Performance Science

Stroke Volume

RX
ROXBASE Team
··4 min read·
The amount of blood pumped by the left ventricle per heartbeat. Trained endurance athletes have higher stroke volumes, enabling more efficient oxygen delivery.

Stroke volume is the amount of blood pumped by the left ventricle with each heartbeat. It is the primary trainable component of VO2 max and the physiological adaptation that powers efficient endurance performance in HYROX.

Definition

Stroke volume (SV) is the amount of blood ejected by the left ventricle of the heart with each beat, measured in millilitres per beat (ml/beat). It is the hidden engine behind endurance performance: a higher stroke volume means more oxygen-rich blood delivered per heartbeat, allowing the heart to work more efficiently at every intensity. For HYROX® athletes, improving stroke volume is the physiological adaptation that lowers resting heart rate, raises VO2 max, and powers sustained performance across 8 km of running and eight demanding stations.

The Science

Stroke volume is determined by:

  1. Preload - the volume of blood filling the ventricle before contraction. More blood in = more blood out (Frank-Starling mechanism).
  2. Contractility - the force with which the heart muscle contracts.
  3. Afterload - the resistance the heart must pump against (arterial pressure).

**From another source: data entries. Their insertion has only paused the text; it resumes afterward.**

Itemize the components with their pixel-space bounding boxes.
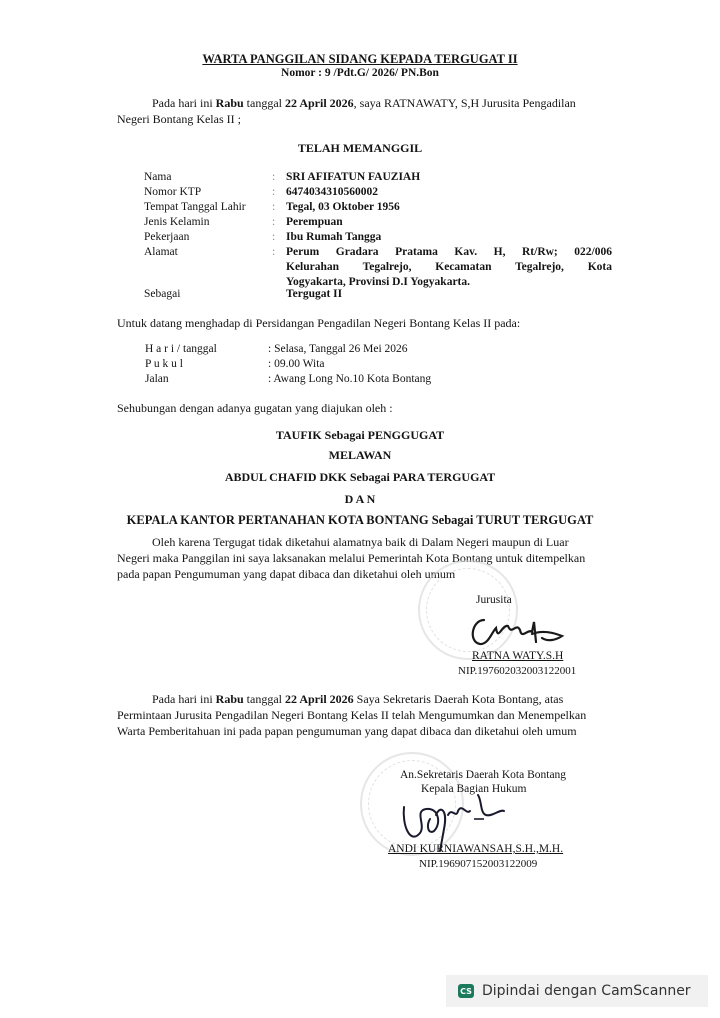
secretary-line-1: Pada hari ini Rabu tanggal 22 April 2026… (152, 691, 563, 707)
summon-heading: TELAH MEMANGGIL (0, 141, 720, 156)
scanned-document: WARTA PANGGILAN SIDANG KEPADA TERGUGAT I… (0, 0, 720, 1018)
secretary-nip: NIP.196907152003122009 (419, 856, 537, 872)
secretary-name: ANDI KURNIAWANSAH,S.H.,M.H. (388, 841, 563, 857)
bailiff-signature (462, 612, 572, 652)
plaintiff-line: TAUFIK Sebagai PENGGUGAT (0, 428, 720, 443)
defendants-line: ABDUL CHAFID DKK Sebagai PARA TERGUGAT (0, 470, 720, 485)
intro-line-2: Negeri Bontang Kelas II ; (117, 111, 241, 127)
reason-line-2: Negeri maka Panggilan ini saya laksanaka… (117, 550, 585, 566)
document-title: WARTA PANGGILAN SIDANG KEPADA TERGUGAT I… (0, 52, 720, 67)
lawsuit-intro: Sehubungan dengan adanya gugatan yang di… (117, 400, 393, 416)
bailiff-role: Jurusita (476, 592, 512, 608)
intro-line-1: Pada hari ini Rabu tanggal 22 April 2026… (152, 95, 576, 111)
appear-text: Untuk datang menghadap di Persidangan Pe… (117, 315, 520, 331)
co-defendant-line: KEPALA KANTOR PERTANAHAN KOTA BONTANG Se… (0, 513, 720, 528)
bailiff-nip: NIP.197602032003122001 (458, 663, 576, 679)
and-line: D A N (0, 492, 720, 507)
bailiff-name: RATNA WATY.S.H (472, 648, 563, 664)
camscanner-logo-icon: CS (458, 984, 474, 998)
document-number: Nomor : 9 /Pdt.G/ 2026/ PN.Bon (0, 67, 720, 79)
camscanner-watermark: CS Dipindai dengan CamScanner (446, 975, 708, 1007)
reason-line-1: Oleh karena Tergugat tidak diketahui ala… (152, 534, 569, 550)
versus-line: MELAWAN (0, 448, 720, 463)
camscanner-label: Dipindai dengan CamScanner (482, 983, 691, 999)
secretary-line-2: Permintaan Jurusita Pengadilan Negeri Bo… (117, 707, 586, 723)
reason-line-3: pada papan Pengumuman yang dapat dibaca … (117, 566, 455, 582)
secretary-line-3: Warta Pemberitahuan ini pada papan pengu… (117, 723, 577, 739)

Cardiac output (CO) = Stroke Volume x Heart Rate. At rest, a typical untrained adult has an SV of ~70 ml/beat and a heart rate of ~72 bpm, yielding ~5 L/min of cardiac output. An elite endurance athlete might have an SV of 120+ ml/beat at rest, achieving the same cardiac output at only ~42 bpm.

During exercise, SV increases up to 40-50 % above resting values in trained athletes through increased venous return and enhanced contractility. This is why trained athletes can deliver more oxygen to working muscles at every heart rate zone.

Why It Matters for HYROX®

  • Running efficiency - higher SV means your heart delivers more oxygen per beat, so you can run faster at a lower heart rate.
  • Station recovery - between stations, a larger SV facilitates rapid oxygen delivery and metabolic waste clearance.
  • Lower race HR - the same pace requires fewer heartbeats, leaving more cardiac reserve for late-race surges.
  • Foundation of VO2 max - SV is the primary trainable component of VO2 max. Improving SV is how aerobic training raises your ceiling.
  • Heat tolerance - a larger SV maintains cardiac output even when blood is diverted to the skin for cooling during hot HYROX® races.

How to Measure It

Method Accuracy Accessibility
Echocardiography Gold standard Cardiology clinic
Inert gas rebreathing (Innocor) Very good Sports physiology lab
Impedance cardiography Good Specialised lab
Estimate from VO2 max / HRmax Moderate Home calculation: SV = (VO2 max x 1000) / (HRmax x a-vO2 diff)
Proxy: resting HR trend Indirect Any HR monitor - declining RHR = increasing SV

For most athletes, tracking resting heart rate trends and VO2 max estimates provides a practical, indirect measure of stroke volume changes.

How to Improve It

  • Zone 2 training - prolonged moderate-intensity exercise (45-90 min) maximally stimulates cardiac remodelling. This is the primary SV builder.
  • Long runs - 60-90+ min at conversational pace. The sustained filling and pumping stretches the ventricle over time.
  • Threshold training - intervals at lactate threshold intensity produce peak stroke volumes during exercise, providing a potent training stimulus.
  • Adequate hydration - blood volume expansion from consistent training and hydration increases preload and SV.
  • Altitude / heat adaptation - both stimuli increase blood plasma volume, enhancing stroke volume.

HYROX® Benchmarks

Level Estimated SV at Rest (ml/beat) Resting HR Proxy
Untrained adult 60-70 70-85 bpm
Beginner 75-90 58-70 bpm
Intermediate 90-105 50-60 bpm
Competitive 105-120 45-52 bpm
Elite / Pro 120-140+ 38-48 bpm

FAQ

Can I increase stroke volume without a lab? Yes. Consistent Zone 2 training and long runs are the most effective methods. Track your resting heart rate over weeks - a declining trend confirms SV is increasing.

How long does it take to improve stroke volume? Measurable cardiac adaptations begin within 4-6 weeks of consistent aerobic training. Significant structural changes (eccentric hypertrophy) develop over 6-12 months.

Is a very low resting heart rate always a sign of high stroke volume? Usually, but not always. In rare cases, a very low HR can indicate a conduction abnormality. If RHR drops below 35 bpm with symptoms (dizziness, fatigue), consult a physician.